Electronic structure of the ternary Zintl-phase compounds ${\mathrm{Zr}}_3{\mathrm{Ni}}_3{\mathrm{Sb}}_4$, ${\mathrm{Hf}}_3{\mathrm{Ni}}_3{\mathrm{Sb}}_4$, and ${\mathrm{Zr}}_3{\mathrm{Pt}}_3{\mathrm{Sb}}_4$ and their similarity to half-Heusler compounds such as $\mathrm{ZrNiSn}$

The Zintl-phase compounds ${\mathrm{Zr}}_3{\mathrm{Ni}}_3{\mathrm{Sb}}_4$, ${\mathrm{Hf}}_3{\mathrm{Ni}}_3{\mathrm{Sb}}_4$, and ${\mathrm{Zr}}_3{\mathrm{Pt}}_3{\mathrm{Sb}}_4$, are the first compounds discovered in this crystal structure not to contain Y or an $f$-electron atom.

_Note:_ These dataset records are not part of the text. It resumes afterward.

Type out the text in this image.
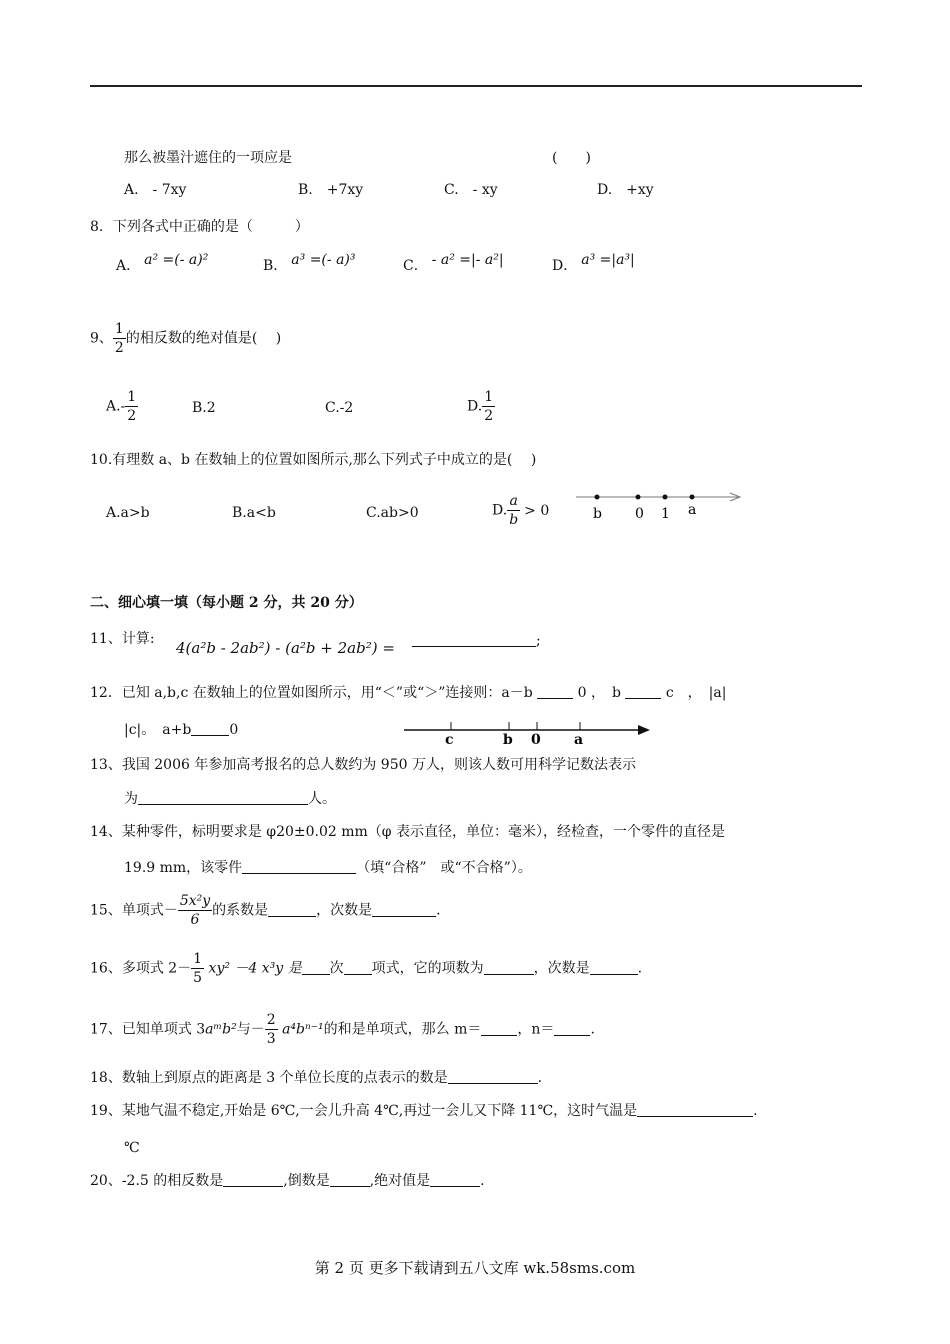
那么被墨汁遮住的一项应是	(　　)
A.　- 7xy	B.　+7xy	C.　- xy	D.　+xy
8．下列各式中正确的是（　　　）
A． a² =(- a)²	B． a³ =(- a)³	C． - a² =|- a²|	D． a³ =|a³|
9、 $\frac{1}{2}$ 的相反数的绝对值是(　 )
$A.- \frac{1}{2}$	B.2	C.-2	D. $\frac{1}{2}$
10.有理数 a、b 在数轴上的位置如图所示,那么下列式子中成立的是(　 )
A.a>b	B.a<b	C.ab>0	D. $\frac{a}{b} > 0$	b 0 1 a
二、细心填一填（每小题 2 分，共 20 分）
11、计算: 4(a²b - 2ab²) - (a²b + 2ab²) =	;
12．已知 a,b,c 在数轴上的位置如图所示，用“＜”或“＞”连接则：a－b	0 ，　b	c　，　|a|
|c|。　a+b	0
c	b 0 a
13、我国 2006 年参加高考报名的总人数约为 950 万人，则该人数可用科学记数法表示
为	人。
14、某种零件，标明要求是 φ20±0.02 mm（φ 表示直径，单位：毫米），经检查，一个零件的直径是
19.9 mm，该零件	（填“合格”　或“不合格”）。
15、单项式－ $\frac{\text{5x²y}}{6}$ 的系数是	，次数是	.
16、多项式 $2- \frac{1}{5} xy^2 -4$ x³y 是 次 项式，它的项数为	，次数是	.
17、已知单项式 3aᵐb²与－ $\frac{2}{3} a^4b^{n-1}$的和是单项式，那么 m＝	，n＝	.
18、数轴上到原点的距离是 3 个单位长度的点表示的数是	.
19、某地气温不稳定,开始是 6℃,一会儿升高 4℃,再过一会儿又下降 11℃，这时气温是	.
℃
20、-2.5 的相反数是	,倒数是	,绝对值是	.
第 2 页 更多下载请到五八文库 wk.58sms.com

We have attempted to understand their electronic structure by comparison to the more extensively studied half-Heusler compounds such as $\mathrm{ZrNiSn}$. While the half-Heusler compounds have more ionic bonding in its stuffed-$\mathrm{NaCl}$ crystal structure compared to the covalent Zintl network, several similarities were found between the calculated electronic structures. These similarities include the nature of the bonding, the formation of the ternary compound by adding Ni (or Pt) atoms into the octahedrally coordinated pockets of a known binary compound, and the gap formation due to Ni (or Pt) $d\text{−}\mathrm{Zr}$ $d$ hybridization.

Figure 1

Half-Heusler crystal structure of $\mathrm{YNiSb}$ where Ni atoms are inserted into a $\mathrm{YSb}$ $\mathrm{NaCl}$-type lattice.

Figure 2

Crystal structure of ${\mathrm{Th}}_3{\mathrm{Co}}_3{\mathrm{Sb}}_4$. The ${\mathrm{Th}}_3{\mathrm{Sb}}_4$ network is shown by the heavy lines with the Co atoms lying within the voids left by this network.

Figure 3

Electronic structures of (a) ${\mathrm{Zr}}_3{\mathrm{Ni}}_3{\mathrm{Sb}}_4$, (b) ${\mathrm{Hf}}_3{\mathrm{Ni}}_3{\mathrm{Sb}}_4$, and (c) ${\mathrm{Zr}}_3{\mathrm{Pt}}_3{\mathrm{Sb}}_4$.

Figure 4

The (a) $\mathrm{Sn}p$ and (b) $\mathrm{Zr}d$ orbital characters of $\mathrm{NaCl}\mathrm{ZrSn}$, the parent compound of the half-Heusler $\mathrm{ZrNiSn}$. The size of the circles associated with the “fatband” representation corresponds to the orbital character of the band.

Figure 5

The (a) $\mathrm{Sb}p$ and (b) $\mathrm{Zr}d$ orbital characters of ${\mathrm{Zr}}_3{\mathrm{Sb}}_4$. The size of the circles corresponds to the amount of the orbital character in the band. Note the similarity between the band characters in ${\mathrm{Zr}}_3{\mathrm{Sb}}_4$ and $\mathrm{ZrSn}$ (Fig. 4) with the $\mathrm{Zr}d$ above and $\mathrm{Sb}p$ below $E_F$ forming a semimetal.

Figure 6

The (a) $\mathrm{Zr}d$, (b) $\mathrm{Sb}p$, and (c) $\mathrm{Ni}d$ orbital characters of ${\mathrm{Zr}}_3{\mathrm{Ni}}_3{\mathrm{Sb}}_4$. Again, the size of the circles corresponds to the amount of orbital character. The orbital character for $\mathrm{Zr}d$ and $\mathrm{Sb}p$ is almost the same as in ${\mathrm{Zr}}_3{\mathrm{Sb}}_4$ (Fig. 5), but the $\mathrm{Ni}d$ states hybridize with the $\mathrm{Zr}d$ to open a band gap.